Isn’t the argument that good content gets you traffic? In our case, a good theme release did that for us. We gave up money by not developing a theme for someone else, but we gained in many ways (opportunity cost well spent). I believe Illacrimo firmly belongs to the ‘top 10 free-WP themes ever’ list.

The stigma being associated with sponsored themes concerns me - mostly because influential people are grouping all sponsored themes as the same. If a customer comes to us, orders a design, and then releases it to the public - are we supposed to stop them? Shall we grill all potential clients about specific use for this theme? Is it wrong for them to release the theme for free, even though they fully paid for it?
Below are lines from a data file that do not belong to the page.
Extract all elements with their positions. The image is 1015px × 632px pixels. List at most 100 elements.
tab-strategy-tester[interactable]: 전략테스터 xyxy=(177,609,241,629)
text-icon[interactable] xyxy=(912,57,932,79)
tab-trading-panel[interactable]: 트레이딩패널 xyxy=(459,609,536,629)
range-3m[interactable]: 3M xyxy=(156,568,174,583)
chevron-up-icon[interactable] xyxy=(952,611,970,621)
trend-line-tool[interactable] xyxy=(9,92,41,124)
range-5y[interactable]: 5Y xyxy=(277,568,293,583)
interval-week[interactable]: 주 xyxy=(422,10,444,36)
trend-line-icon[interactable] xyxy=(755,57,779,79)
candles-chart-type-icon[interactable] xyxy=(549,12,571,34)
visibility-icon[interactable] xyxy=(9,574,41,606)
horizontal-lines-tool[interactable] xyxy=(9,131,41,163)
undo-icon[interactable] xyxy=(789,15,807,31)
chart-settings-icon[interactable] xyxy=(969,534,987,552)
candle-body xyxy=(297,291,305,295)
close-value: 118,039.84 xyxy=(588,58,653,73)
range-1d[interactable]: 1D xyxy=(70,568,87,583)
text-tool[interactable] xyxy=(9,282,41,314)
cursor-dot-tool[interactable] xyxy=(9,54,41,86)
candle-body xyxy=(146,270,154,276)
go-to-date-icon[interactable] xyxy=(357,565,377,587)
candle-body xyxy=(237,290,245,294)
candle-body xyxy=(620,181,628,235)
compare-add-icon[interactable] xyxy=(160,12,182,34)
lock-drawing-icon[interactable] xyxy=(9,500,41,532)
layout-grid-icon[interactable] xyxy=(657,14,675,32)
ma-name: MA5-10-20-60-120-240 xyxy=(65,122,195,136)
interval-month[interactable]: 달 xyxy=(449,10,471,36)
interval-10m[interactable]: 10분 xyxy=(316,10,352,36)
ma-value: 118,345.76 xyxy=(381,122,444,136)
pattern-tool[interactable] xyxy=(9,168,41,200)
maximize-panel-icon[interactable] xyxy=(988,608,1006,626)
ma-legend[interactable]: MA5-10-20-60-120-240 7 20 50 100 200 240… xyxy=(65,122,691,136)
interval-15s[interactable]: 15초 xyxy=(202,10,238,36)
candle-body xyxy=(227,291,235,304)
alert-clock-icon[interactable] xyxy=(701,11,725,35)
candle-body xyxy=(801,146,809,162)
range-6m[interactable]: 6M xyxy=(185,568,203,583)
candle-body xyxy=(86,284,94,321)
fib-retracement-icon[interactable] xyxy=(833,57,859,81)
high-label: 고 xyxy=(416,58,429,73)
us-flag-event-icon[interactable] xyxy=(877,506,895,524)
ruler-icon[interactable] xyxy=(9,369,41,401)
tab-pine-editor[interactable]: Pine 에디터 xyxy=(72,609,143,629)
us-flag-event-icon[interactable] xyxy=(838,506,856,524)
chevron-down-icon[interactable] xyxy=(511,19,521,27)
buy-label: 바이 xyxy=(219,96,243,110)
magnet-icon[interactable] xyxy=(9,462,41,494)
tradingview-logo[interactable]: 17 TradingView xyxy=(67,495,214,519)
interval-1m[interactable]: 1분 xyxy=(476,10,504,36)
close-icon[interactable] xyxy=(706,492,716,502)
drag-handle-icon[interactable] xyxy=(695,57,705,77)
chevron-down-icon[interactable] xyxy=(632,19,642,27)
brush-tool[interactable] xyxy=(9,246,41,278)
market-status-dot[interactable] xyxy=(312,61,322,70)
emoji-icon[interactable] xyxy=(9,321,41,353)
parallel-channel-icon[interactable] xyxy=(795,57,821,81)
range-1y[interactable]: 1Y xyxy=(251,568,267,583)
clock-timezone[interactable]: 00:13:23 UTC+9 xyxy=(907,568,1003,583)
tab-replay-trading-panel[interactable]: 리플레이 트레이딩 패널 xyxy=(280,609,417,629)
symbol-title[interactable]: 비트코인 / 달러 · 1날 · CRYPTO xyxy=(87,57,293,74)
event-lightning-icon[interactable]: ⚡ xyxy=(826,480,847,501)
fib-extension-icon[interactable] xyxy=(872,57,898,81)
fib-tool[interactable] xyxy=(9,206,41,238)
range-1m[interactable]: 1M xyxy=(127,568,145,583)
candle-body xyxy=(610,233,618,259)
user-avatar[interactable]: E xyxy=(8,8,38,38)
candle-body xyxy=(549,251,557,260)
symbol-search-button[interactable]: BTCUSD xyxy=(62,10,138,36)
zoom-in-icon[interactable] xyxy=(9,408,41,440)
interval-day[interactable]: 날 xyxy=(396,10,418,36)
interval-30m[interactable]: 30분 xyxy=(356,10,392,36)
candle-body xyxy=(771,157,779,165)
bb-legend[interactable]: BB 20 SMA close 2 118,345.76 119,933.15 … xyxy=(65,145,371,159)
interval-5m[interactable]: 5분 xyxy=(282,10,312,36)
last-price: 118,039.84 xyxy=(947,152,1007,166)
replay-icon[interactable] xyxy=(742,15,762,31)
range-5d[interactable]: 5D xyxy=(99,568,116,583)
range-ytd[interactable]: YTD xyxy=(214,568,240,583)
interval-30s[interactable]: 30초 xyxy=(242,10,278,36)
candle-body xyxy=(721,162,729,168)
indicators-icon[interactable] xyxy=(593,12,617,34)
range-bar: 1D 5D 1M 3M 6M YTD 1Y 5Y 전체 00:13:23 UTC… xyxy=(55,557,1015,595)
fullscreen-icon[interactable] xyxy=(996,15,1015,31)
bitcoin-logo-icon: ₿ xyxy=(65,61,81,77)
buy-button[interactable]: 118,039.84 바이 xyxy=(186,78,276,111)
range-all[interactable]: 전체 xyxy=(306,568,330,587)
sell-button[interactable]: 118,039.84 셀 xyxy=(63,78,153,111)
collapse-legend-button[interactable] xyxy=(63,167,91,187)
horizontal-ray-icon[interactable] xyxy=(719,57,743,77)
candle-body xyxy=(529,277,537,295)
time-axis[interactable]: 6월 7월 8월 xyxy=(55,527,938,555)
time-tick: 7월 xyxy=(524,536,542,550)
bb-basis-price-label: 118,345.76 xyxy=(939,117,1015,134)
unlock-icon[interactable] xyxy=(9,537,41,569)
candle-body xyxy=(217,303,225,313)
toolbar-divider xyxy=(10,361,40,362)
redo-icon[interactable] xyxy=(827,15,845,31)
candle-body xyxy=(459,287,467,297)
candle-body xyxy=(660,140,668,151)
We create designs for various companies, many of them firmly rooted in the brick and mortar area - what they do with the design should not be our concern.
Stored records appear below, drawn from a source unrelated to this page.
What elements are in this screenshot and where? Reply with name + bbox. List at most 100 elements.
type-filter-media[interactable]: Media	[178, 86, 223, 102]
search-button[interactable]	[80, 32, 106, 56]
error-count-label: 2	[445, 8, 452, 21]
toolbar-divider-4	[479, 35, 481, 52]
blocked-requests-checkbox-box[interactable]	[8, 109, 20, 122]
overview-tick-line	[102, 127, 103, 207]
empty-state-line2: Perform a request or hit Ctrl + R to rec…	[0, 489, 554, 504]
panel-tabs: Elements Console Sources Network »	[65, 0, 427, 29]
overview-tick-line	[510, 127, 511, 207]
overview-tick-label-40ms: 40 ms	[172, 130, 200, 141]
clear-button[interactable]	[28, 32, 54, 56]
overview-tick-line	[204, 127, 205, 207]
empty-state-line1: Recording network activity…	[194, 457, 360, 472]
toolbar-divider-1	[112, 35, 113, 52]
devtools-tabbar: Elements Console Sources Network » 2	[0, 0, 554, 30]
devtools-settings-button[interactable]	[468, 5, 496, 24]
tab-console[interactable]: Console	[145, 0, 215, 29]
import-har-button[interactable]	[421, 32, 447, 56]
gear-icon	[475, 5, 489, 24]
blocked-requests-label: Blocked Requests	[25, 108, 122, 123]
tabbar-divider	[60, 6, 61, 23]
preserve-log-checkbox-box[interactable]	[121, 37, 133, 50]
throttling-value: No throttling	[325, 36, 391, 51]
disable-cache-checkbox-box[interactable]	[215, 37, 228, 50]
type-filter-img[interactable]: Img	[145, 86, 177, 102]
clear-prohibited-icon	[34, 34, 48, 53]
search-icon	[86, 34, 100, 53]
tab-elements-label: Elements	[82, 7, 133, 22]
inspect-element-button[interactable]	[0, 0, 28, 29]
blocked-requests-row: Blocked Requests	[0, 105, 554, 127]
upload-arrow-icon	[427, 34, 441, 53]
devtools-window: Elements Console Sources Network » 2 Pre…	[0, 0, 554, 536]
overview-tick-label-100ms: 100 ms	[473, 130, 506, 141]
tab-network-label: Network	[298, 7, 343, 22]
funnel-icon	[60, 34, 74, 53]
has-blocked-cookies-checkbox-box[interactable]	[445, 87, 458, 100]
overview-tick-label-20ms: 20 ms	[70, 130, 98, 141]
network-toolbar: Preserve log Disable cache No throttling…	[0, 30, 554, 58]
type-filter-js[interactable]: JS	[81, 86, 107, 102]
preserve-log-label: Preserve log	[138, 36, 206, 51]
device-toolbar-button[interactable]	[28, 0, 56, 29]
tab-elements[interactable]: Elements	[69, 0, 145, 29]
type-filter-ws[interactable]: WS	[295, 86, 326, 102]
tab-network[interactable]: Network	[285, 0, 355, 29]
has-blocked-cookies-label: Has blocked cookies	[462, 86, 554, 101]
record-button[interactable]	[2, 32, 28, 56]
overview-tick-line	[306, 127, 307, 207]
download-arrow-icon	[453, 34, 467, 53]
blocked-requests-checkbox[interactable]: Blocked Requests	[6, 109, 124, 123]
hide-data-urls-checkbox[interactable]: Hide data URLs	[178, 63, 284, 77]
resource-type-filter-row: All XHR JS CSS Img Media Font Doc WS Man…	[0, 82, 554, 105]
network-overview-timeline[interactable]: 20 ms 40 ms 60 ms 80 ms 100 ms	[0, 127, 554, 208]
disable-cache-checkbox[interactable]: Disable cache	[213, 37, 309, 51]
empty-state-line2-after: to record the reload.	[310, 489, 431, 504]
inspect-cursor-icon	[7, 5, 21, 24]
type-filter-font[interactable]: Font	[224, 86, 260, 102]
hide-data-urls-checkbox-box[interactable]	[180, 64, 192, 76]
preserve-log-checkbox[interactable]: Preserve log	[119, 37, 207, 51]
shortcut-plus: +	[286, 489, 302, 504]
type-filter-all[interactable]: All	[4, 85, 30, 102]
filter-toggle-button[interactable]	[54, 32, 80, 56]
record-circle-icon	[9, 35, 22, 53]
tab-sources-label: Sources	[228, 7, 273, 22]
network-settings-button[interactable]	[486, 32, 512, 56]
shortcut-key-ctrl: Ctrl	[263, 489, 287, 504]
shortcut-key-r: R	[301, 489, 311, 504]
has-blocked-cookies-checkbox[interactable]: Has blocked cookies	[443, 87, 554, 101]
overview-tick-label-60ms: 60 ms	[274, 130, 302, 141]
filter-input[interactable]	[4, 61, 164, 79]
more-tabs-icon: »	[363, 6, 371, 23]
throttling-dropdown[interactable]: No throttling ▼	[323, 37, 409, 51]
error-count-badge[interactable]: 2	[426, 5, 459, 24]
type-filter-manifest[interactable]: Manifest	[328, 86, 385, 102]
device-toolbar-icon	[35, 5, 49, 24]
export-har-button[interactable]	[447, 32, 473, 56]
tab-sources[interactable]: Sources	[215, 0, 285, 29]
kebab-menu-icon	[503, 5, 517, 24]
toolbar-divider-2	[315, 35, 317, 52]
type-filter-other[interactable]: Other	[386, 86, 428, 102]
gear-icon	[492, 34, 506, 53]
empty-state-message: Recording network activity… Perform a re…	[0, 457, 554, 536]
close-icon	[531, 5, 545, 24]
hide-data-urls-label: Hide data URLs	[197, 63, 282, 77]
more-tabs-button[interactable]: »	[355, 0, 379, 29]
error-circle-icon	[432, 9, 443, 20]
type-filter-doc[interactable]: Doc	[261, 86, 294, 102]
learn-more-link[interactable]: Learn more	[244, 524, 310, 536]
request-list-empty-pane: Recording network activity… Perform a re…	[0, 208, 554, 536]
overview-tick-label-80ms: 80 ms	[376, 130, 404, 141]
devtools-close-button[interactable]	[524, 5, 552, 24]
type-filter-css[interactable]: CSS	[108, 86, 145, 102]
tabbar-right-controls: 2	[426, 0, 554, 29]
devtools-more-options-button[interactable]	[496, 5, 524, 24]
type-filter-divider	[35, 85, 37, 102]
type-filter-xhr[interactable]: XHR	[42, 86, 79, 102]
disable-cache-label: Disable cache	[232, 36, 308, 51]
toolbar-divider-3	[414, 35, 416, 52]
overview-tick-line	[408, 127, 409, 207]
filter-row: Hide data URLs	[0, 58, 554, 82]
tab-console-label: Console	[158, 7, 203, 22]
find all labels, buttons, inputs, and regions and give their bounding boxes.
I think it is important for the community to realize that the issue is not sponsored themes themselves, but a certain (admittedly a large) segment of that area.

This would have been a simple matter of only allowing themes in that agree to the following three points:

  • Only one sponsored link and of course a link to the author’s site may be included in the footer
  • The link text contained within the footer must use the actual site name, not SEO’ed link text
  • The users who download must be able to remove the sponsored link if they’d like

Point #1 takes care of the overflow of links
Point #2 takes care of a large chunk of SEO spam
Point #3 ensures that people can still use the design if they feel uncomfortable with the sponsored link.

The above is the new standard that our own Blog Flux Themes will be adopting. Blogging Pro will adopt the same criteria. I encourage other bloggers to adopt the same basic rules.

I look forward to having a constructive conversation about sponsored themes.